Chapter 1: Staying Strong

64 1 0
                                        

Chapter 1: Staying Strong

How do I feel? Well, let’s just say I feel numb. I take a few robotic steps until I get to my mirror. What do I see? I see some kind of ignorant girl with big green eyes looking guiltily back at her reflection. She’s wearing a black skirt, a black blouse, and a black sweater. All because of her stupid acts in car ride. He was right. And it was my entire fault.

I take a deep breath and walk downstairs. I see everyone dressed in black, coming here to pay their respects. They all stop what they’re doing to look at me. Their eyes read nothing but pity. I don’t need their pity. I know what happened. They weren’t even there. I go into the living room to find my mom completely lost in a picture of my brother hanging up. I watch her mascara run down her face. I felt as if someone ripped out my heart. I couldn’t stand to watch this anymore. I ran out of the room and into the kitchen. I couldn’t watch the pain I caused my mom. I heard some sort of noise as if someone was gasping for air. I whipped my body around and I saw my dad’s head buried in his arms hysterically crying. Oh no. No. No. No. I’ve never seen my dad cry like this before. I guess what happened finally hit him. It didn’t really happen to me yet. I just feel lost. I walk over to my dad.

“Dad?
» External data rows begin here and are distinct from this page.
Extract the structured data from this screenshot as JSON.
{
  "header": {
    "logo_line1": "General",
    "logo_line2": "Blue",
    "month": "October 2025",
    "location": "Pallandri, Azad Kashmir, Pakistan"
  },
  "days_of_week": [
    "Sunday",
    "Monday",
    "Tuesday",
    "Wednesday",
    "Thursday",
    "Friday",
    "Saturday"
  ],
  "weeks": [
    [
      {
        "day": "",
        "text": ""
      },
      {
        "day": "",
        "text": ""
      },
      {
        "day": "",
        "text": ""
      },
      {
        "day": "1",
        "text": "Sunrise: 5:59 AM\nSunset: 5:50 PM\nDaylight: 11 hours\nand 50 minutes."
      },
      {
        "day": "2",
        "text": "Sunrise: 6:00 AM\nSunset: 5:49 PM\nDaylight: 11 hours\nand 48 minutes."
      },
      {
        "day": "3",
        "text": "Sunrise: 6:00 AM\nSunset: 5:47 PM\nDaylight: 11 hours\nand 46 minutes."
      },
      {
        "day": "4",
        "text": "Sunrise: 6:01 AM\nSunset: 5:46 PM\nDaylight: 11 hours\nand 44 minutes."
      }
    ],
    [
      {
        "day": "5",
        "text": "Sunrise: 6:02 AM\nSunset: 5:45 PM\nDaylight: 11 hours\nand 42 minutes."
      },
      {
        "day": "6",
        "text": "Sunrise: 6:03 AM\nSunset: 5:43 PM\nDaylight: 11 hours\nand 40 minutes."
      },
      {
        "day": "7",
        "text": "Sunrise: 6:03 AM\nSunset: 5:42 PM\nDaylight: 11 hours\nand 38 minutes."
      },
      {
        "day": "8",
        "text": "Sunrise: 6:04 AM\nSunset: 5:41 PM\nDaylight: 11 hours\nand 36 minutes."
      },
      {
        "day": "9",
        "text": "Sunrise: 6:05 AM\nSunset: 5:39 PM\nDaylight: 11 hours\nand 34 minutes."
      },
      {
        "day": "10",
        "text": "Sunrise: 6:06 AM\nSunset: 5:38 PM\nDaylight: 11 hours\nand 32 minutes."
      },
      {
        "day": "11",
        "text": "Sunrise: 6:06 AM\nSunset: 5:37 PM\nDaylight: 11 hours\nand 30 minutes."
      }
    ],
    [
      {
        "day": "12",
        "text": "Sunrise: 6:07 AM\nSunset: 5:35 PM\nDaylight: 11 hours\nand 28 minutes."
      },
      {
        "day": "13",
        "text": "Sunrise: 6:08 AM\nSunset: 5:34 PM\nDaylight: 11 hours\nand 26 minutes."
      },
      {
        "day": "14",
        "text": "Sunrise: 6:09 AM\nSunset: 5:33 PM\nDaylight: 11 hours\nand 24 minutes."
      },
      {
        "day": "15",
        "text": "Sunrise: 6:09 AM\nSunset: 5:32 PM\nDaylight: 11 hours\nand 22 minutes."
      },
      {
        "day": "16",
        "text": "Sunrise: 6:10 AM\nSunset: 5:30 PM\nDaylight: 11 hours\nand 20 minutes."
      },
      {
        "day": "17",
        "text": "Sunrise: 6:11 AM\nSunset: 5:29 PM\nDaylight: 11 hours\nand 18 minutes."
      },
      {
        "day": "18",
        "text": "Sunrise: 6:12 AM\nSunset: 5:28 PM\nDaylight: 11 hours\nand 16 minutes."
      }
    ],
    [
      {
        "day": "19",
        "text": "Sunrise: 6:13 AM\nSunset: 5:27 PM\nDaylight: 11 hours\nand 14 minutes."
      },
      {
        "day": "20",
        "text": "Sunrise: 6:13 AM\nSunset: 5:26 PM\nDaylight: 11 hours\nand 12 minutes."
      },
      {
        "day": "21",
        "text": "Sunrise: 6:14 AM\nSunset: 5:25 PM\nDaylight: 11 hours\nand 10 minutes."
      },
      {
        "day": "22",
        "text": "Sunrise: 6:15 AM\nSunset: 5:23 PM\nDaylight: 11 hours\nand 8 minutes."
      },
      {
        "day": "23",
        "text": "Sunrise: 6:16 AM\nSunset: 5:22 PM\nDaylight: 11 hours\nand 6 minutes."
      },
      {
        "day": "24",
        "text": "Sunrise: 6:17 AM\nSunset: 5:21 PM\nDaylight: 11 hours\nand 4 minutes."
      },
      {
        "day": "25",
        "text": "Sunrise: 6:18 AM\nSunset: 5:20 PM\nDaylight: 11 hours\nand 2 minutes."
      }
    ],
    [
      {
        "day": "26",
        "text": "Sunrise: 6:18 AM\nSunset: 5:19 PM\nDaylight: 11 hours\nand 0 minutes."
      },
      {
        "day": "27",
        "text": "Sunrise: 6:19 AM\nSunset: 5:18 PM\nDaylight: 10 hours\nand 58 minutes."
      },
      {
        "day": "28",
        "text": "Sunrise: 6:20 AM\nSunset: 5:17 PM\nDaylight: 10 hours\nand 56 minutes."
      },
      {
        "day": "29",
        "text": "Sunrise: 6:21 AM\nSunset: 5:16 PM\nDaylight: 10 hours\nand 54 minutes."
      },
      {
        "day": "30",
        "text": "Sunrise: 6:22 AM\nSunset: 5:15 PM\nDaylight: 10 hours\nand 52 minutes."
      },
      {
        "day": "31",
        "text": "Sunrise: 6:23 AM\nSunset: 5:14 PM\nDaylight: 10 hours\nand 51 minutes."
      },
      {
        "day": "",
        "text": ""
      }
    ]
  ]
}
Company is here. I uh…just wanted to let you know..” He didn’t respond. Wow I’m stupid. He doesn’t want to talk to me. “Dad we’ll get through this together. I promise.” He still didn’t look up at me. I just saw him nod. I kissed the top of his head and walked back to the front of my house. Some lady with overwhelming perfume walked over to me. She had an overly large black sun hat on. Where the hell does she see sun? Or light. Especially in this situation.

“Oh hello sweet heart! How are you coping? Sorry about the terrible news.” She planted a huge kiss on my cheek. Great. There is probably cheap red lipstick on my face. And how does she think I feel? Dandy? I wanted to say “I don’t know. I’m still numb.” I decided just to shrug and pretend to wave to someone else and I excused myself. I try to look for Emma. The only person I want to talk to right now. I see her sadly smiling at my mom. She sort of had a thing going on with my brother. It was nothing big, just a few dates, but I clearly saw how crazy they were about each other. I sighed and ran over to her with the biggest hug.
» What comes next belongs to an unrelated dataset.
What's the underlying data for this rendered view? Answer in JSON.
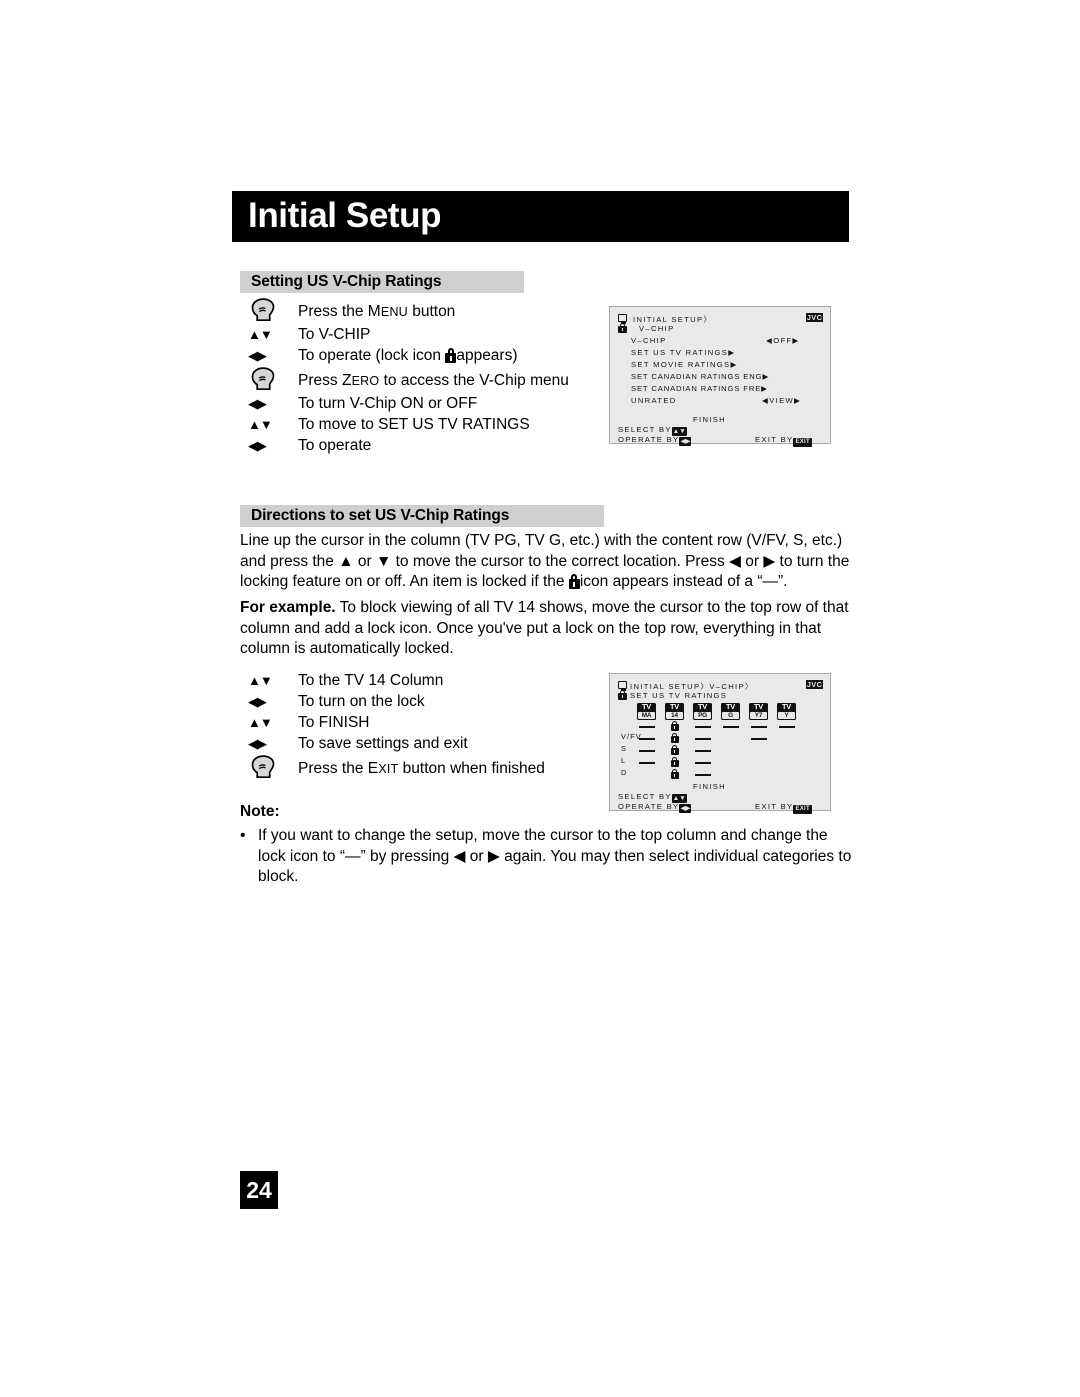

I pulled back to look at her. Her eyes were clearly sad. No pity, just sad, and I was grateful. “Hey Arie. I missed you”

I give her a smile that was clearly not reaching my eyes.

“I missed you too, girl. How are you?”

She looked down and fiddled with her hands with a frown. “I’m trying to cope with this whole thing. I almost lost you.” A tear escaped her eye.
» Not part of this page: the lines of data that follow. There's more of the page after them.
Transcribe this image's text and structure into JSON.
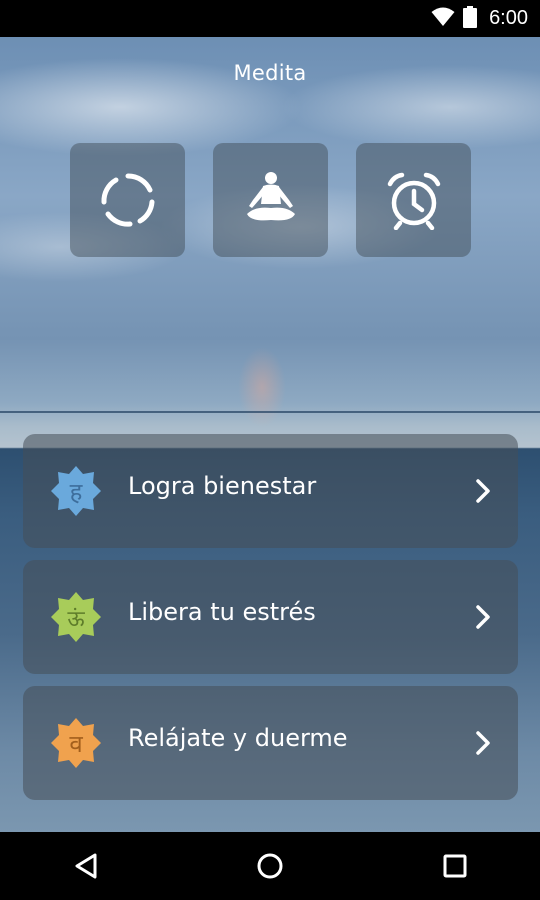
{
  "status_bar": {
    "time": "6:00",
    "icons": [
      "wifi-icon",
      "battery-icon"
    ]
  },
  "header": {
    "title": "Medita"
  },
  "top_buttons": [
    {
      "icon": "timer-ring-icon"
    },
    {
      "icon": "meditation-person-icon"
    },
    {
      "icon": "alarm-clock-icon"
    }
  ],
  "menu": {
    "items": [
      {
        "label": "Logra bienestar",
        "chakra_symbol": "ह",
        "chakra_color": "#6aa9dc"
      },
      {
        "label": "Libera tu estrés",
        "chakra_symbol": "ऊं",
        "chakra_color": "#a8cc5a"
      },
      {
        "label": "Relájate y duerme",
        "chakra_symbol": "व",
        "chakra_color": "#f0a24e"
      }
    ]
  },
  "nav_bar": {
    "buttons": [
      "back-icon",
      "home-icon",
      "recents-icon"
    ]
  },
  "colors": {
    "status_bar": "#000000",
    "nav_bar": "#000000",
    "card_bg": "rgba(70,78,88,0.55)",
    "text": "#ffffff"
  }
}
“But you didn’t. I’m here.” Barely.

******

I took a really long shower. Just thinking about everything. I grabbed a towel and wrapped myself. I was making my way to my room and I quickly got changed. It was so quiet around here now. Making my way over to my bed, I tripped over a hand weight and fell to the ground.

“Oof!” Under my bed, I see a picture frame of my brother and I that was taken that summer of us in the pool. I was on his shoulders giving him bunny ears. I remember when he gave me this for my birthday. The frame says “Number 1 Sister” He was always so cheesy. But I loved it. That’s when it really hit me. I throw the weight at the door and I start hysterically crying. I go around my room finding things for me to throw.

“DALLON!! Dallon! I’m so sorry, Dallon! I love you so much! I…I don’t know if you can hear me. Please forgive me. I miss you. I…I don’t know who I am anymore” My voice wavered and I started breaking down again. I recompose myself. Well, I try to.